EVID-Bench reveals AI models fail 57% of video misinformation tests
Even top multimodal models only catch 43% of cleverly edited videos...
A new benchmark from Tao Yu and 19 co-authors, EVID-Bench, reveals that frontier multimodal AI models are woefully unprepared to detect video misinformation when the deception lies outside the frame. The dataset comprises 222 professionally constructed videos spanning 9 manipulation types across 3 categories: AI-generated content, single-source editing (e.g., temporal reordering, selective cutting), and multi-source splicing. Crucially, every sample was hand-curated to be invisible to even the best models when only the video itself is analyzed — meaning the false narrative depends on missing, reordered, or recontextualized evidence that requires cross-video web search to uncover. The test set challenges models to not just flag anomalies but to actively search the open web for related videos and pinpoint how the manipulation distorts reality.
Using a retrieval-augmented verification baseline, nine frontier models (including GPT-4o, Gemini Pro, and Claude 3.5) were evaluated. The best system managed only 61.43% point-level accuracy and a dismal 43.24% video-level accuracy, meaning over half of manipulated videos were not correctly identified as false. AI-generated manipulations were the hardest: models often fixated on irrelevant visual anchors, mistook synthetic artifacts for editorial splicing, or terminated their search before gathering enough evidence to explain the deception. These failures highlight a critical blind spot — current AI can analyze what it sees, but cannot yet reason about what it doesn't see, leaving a dangerous gap in the fight against sophisticated misinformation.
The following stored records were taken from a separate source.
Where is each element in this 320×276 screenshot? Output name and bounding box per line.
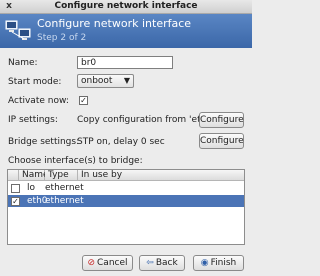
activate-now-label: Activate now: bbox=[8, 96, 69, 106]
finish-icon: ◉ bbox=[200, 258, 209, 268]
cancel-label: Cancel bbox=[97, 258, 128, 268]
back-arrow-icon: ⇦ bbox=[146, 258, 154, 268]
close-window-icon[interactable]: x bbox=[4, 2, 14, 11]
row-checkbox[interactable]: ✓ bbox=[11, 197, 20, 206]
interface-table: Name Type In use by lo ethernet ✓ eth0 e… bbox=[7, 169, 245, 245]
column-header-check[interactable] bbox=[8, 170, 19, 181]
banner-subtitle: Step 2 of 2 bbox=[37, 33, 87, 43]
row-name: lo bbox=[27, 183, 36, 193]
finish-label: Finish bbox=[210, 258, 237, 268]
name-label: Name: bbox=[8, 58, 38, 68]
cancel-icon: ⊘ bbox=[87, 258, 96, 268]
network-computers-icon bbox=[5, 20, 31, 40]
activate-now-checkbox[interactable]: ✓ bbox=[79, 96, 88, 105]
dialog-window: x Configure network interface Configure … bbox=[0, 0, 252, 276]
back-label: Back bbox=[155, 258, 178, 268]
window-title: Configure network interface bbox=[54, 1, 198, 11]
start-mode-select[interactable]: onboot ▼ bbox=[77, 74, 134, 88]
start-mode-value: onboot bbox=[81, 76, 113, 86]
ip-settings-label: IP settings: bbox=[8, 115, 58, 125]
banner-title: Configure network interface bbox=[37, 17, 192, 30]
chevron-down-icon: ▼ bbox=[123, 76, 130, 85]
back-button[interactable]: ⇦ Back bbox=[139, 255, 185, 271]
finish-button[interactable]: ◉ Finish bbox=[193, 255, 244, 271]
column-header-name[interactable]: Name bbox=[19, 170, 49, 181]
ip-settings-value: Copy configuration from 'eth0' bbox=[77, 115, 215, 125]
row-type: ethernet bbox=[45, 183, 84, 193]
wizard-banner: Configure network interface Step 2 of 2 bbox=[0, 14, 252, 48]
bridge-settings-value: STP on, delay 0 sec bbox=[77, 137, 165, 147]
table-caption: Choose interface(s) to bridge: bbox=[8, 156, 143, 166]
table-row[interactable]: ✓ eth0 ethernet bbox=[8, 195, 244, 207]
ip-configure-button[interactable]: Configure bbox=[199, 112, 244, 128]
table-row[interactable]: lo ethernet bbox=[8, 182, 244, 194]
title-bar: x Configure network interface bbox=[0, 0, 252, 14]
name-input[interactable]: br0 bbox=[77, 56, 173, 69]
column-header-type[interactable]: Type bbox=[45, 170, 78, 181]
bridge-settings-label: Bridge settings: bbox=[8, 137, 80, 147]
bridge-configure-button[interactable]: Configure bbox=[199, 133, 244, 149]
column-header-in-use-by[interactable]: In use by bbox=[78, 170, 244, 181]
start-mode-label: Start mode: bbox=[8, 77, 62, 87]
row-type: ethernet bbox=[45, 196, 84, 206]
cancel-button[interactable]: ⊘ Cancel bbox=[82, 255, 133, 271]
row-checkbox[interactable] bbox=[11, 184, 20, 193]
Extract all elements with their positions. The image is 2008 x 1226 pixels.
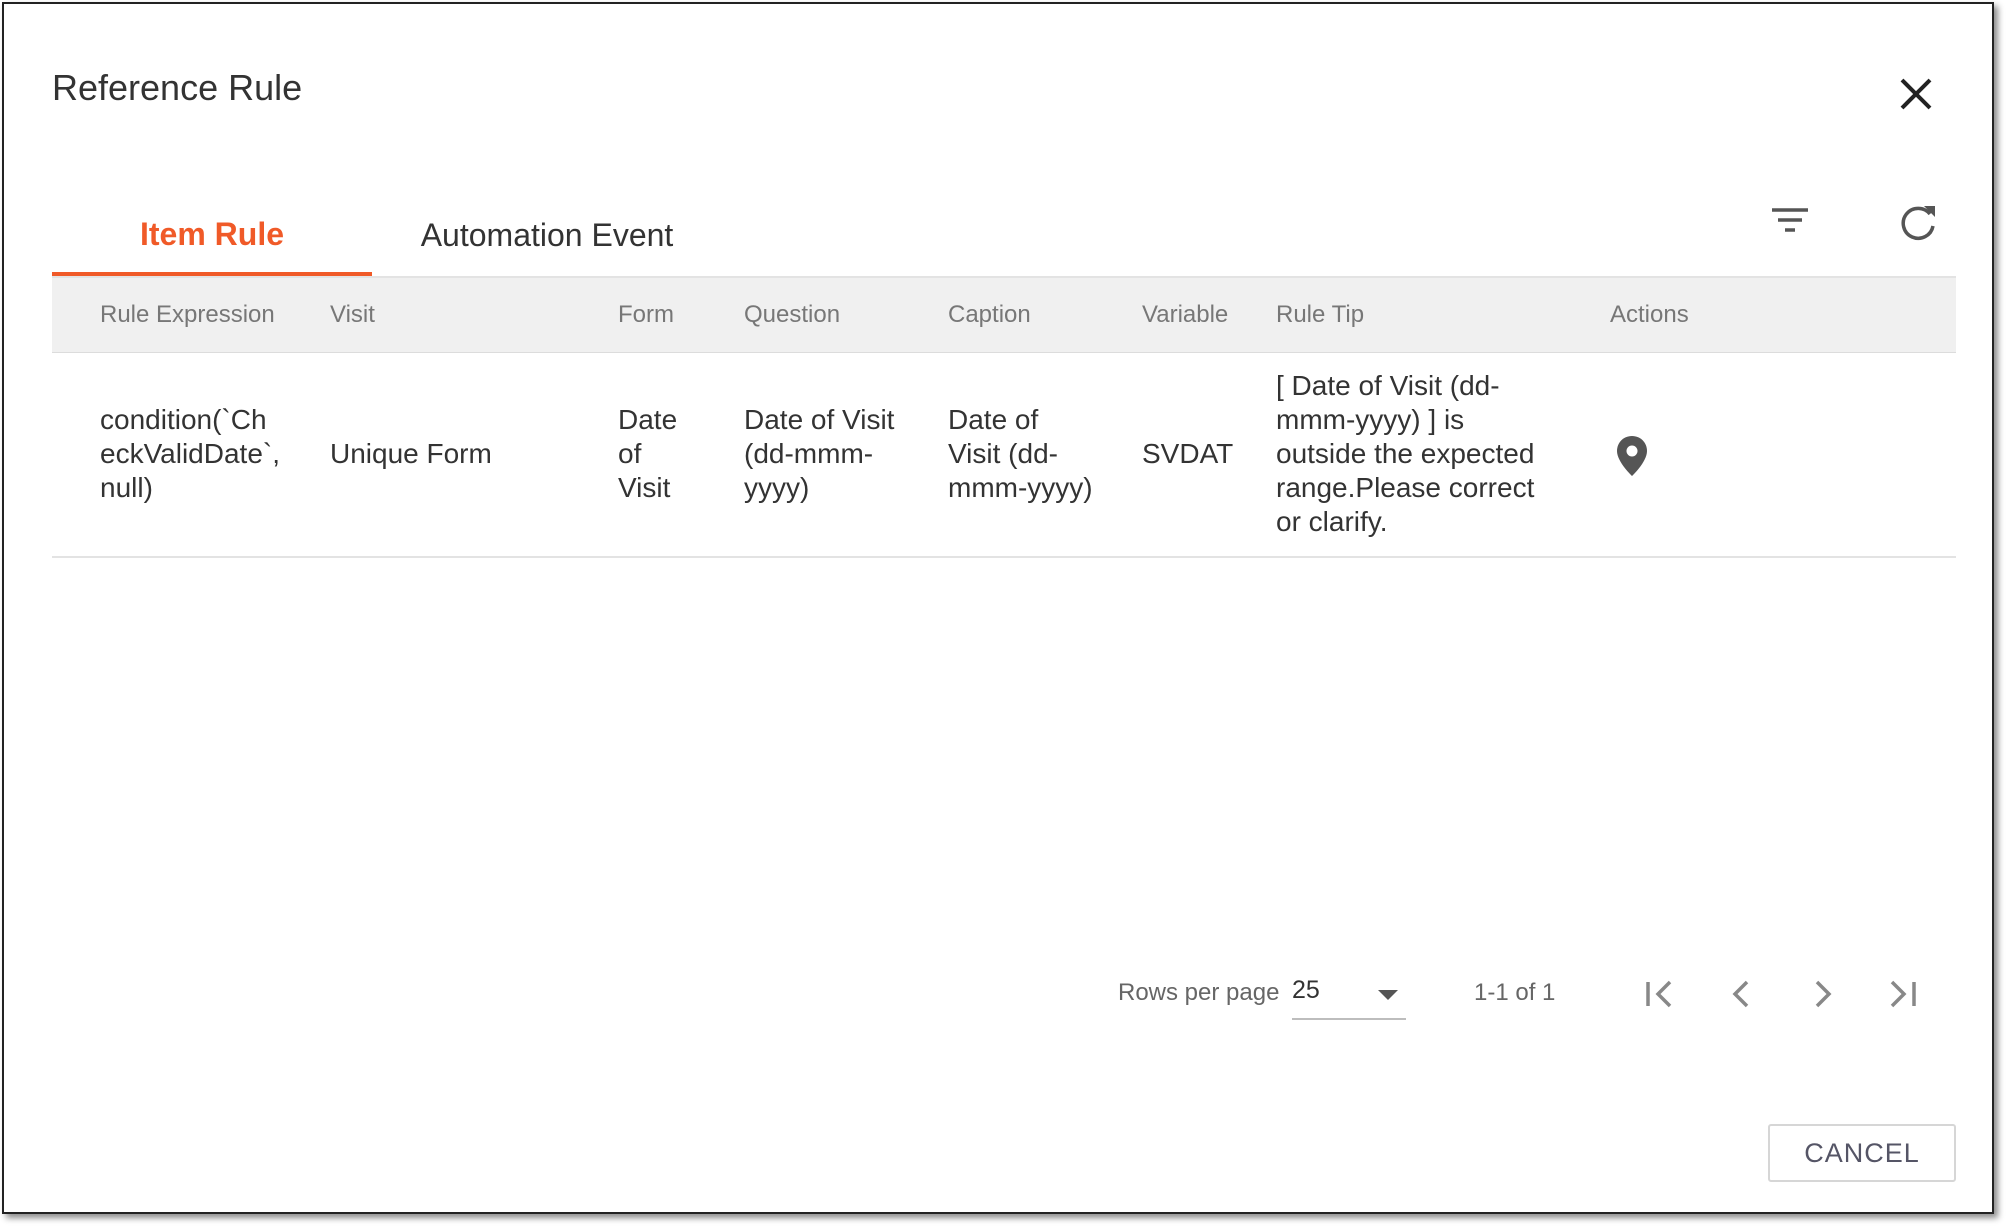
column-header-rule-expression[interactable]: Rule Expression: [100, 278, 275, 352]
column-header-question[interactable]: Question: [744, 278, 840, 352]
dialog-title: Reference Rule: [52, 67, 303, 108]
cell-caption: Date of Visit (dd- mmm-yyyy): [948, 352, 1093, 556]
cancel-button[interactable]: CANCEL: [1768, 1124, 1956, 1182]
column-header-form[interactable]: Form: [618, 278, 674, 352]
cell-caption-text: Date of Visit (dd- mmm-yyyy): [948, 404, 1093, 503]
first-page-icon[interactable]: [1638, 970, 1686, 1018]
previous-page-icon[interactable]: [1718, 970, 1766, 1018]
rows-per-page-value: 25: [1292, 976, 1320, 1004]
refresh-icon[interactable]: [1890, 196, 1946, 252]
cell-form-text: Date of Visit: [618, 404, 678, 503]
table-header: Rule Expression Visit Form Question Capt…: [52, 278, 1956, 353]
cell-visit-text: Unique Form: [330, 438, 492, 469]
column-header-caption[interactable]: Caption: [948, 278, 1031, 352]
next-page-icon[interactable]: [1798, 970, 1846, 1018]
cell-question: Date of Visit (dd-mmm- yyyy): [744, 352, 894, 556]
chevron-down-icon: [1378, 990, 1398, 1000]
reference-rule-dialog: Reference Rule Item Rule Automation Even…: [2, 2, 1994, 1214]
column-header-actions: Actions: [1610, 301, 1689, 328]
location-pin-icon[interactable]: [1612, 434, 1652, 478]
table-row[interactable]: condition(`Ch eckValidDate`, null) Uniqu…: [52, 352, 1956, 558]
rows-per-page-select[interactable]: 25: [1292, 968, 1406, 1020]
pagination-range: 1-1 of 1: [1474, 979, 1556, 1006]
cell-variable: SVDAT: [1142, 352, 1233, 556]
cell-variable-text: SVDAT: [1142, 438, 1234, 469]
tab-automation-event[interactable]: Automation Event: [372, 196, 722, 274]
cell-visit: Unique Form: [330, 352, 492, 556]
cell-rule-expression: condition(`Ch eckValidDate`, null): [100, 352, 280, 556]
cell-question-text: Date of Visit (dd-mmm- yyyy): [744, 404, 895, 503]
rows-per-page-label: Rows per page: [1118, 979, 1280, 1006]
filter-icon[interactable]: [1762, 196, 1818, 252]
last-page-icon[interactable]: [1878, 970, 1926, 1018]
cell-form: Date of Visit: [618, 352, 677, 556]
column-header-visit[interactable]: Visit: [330, 278, 375, 352]
cell-rule-tip-text: [ Date of Visit (dd- mmm-yyyy) ] is outs…: [1276, 370, 1535, 537]
tab-item-rule[interactable]: Item Rule: [52, 196, 372, 276]
column-header-rule-tip[interactable]: Rule Tip: [1276, 278, 1364, 352]
tab-bar: Item Rule Automation Event: [52, 196, 1956, 278]
cell-rule-tip: [ Date of Visit (dd- mmm-yyyy) ] is outs…: [1276, 352, 1534, 556]
close-icon[interactable]: [1890, 68, 1942, 120]
cell-rule-expression-text: condition(`Ch eckValidDate`, null): [100, 404, 281, 503]
column-header-variable[interactable]: Variable: [1142, 278, 1228, 352]
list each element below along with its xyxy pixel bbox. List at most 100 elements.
- EVID-Bench includes 222 videos across 9 manipulation types in 3 categories: AI generation, single-source editing, and multi-source editing.
- Top frontier models with retrieval-augmented verification achieved only 43.24% video-level accuracy — meaning they miss the majority of manipulated videos.
- Common error modes: models fixate on irrelevant anchors, misattribute synthetic content to editing, and halt searches prematurely without fully explaining the manipulation.
Why It Matters
As deepfakes and manipulated videos proliferate, current AI defenses remain dangerously inadequate without cross-video web verification.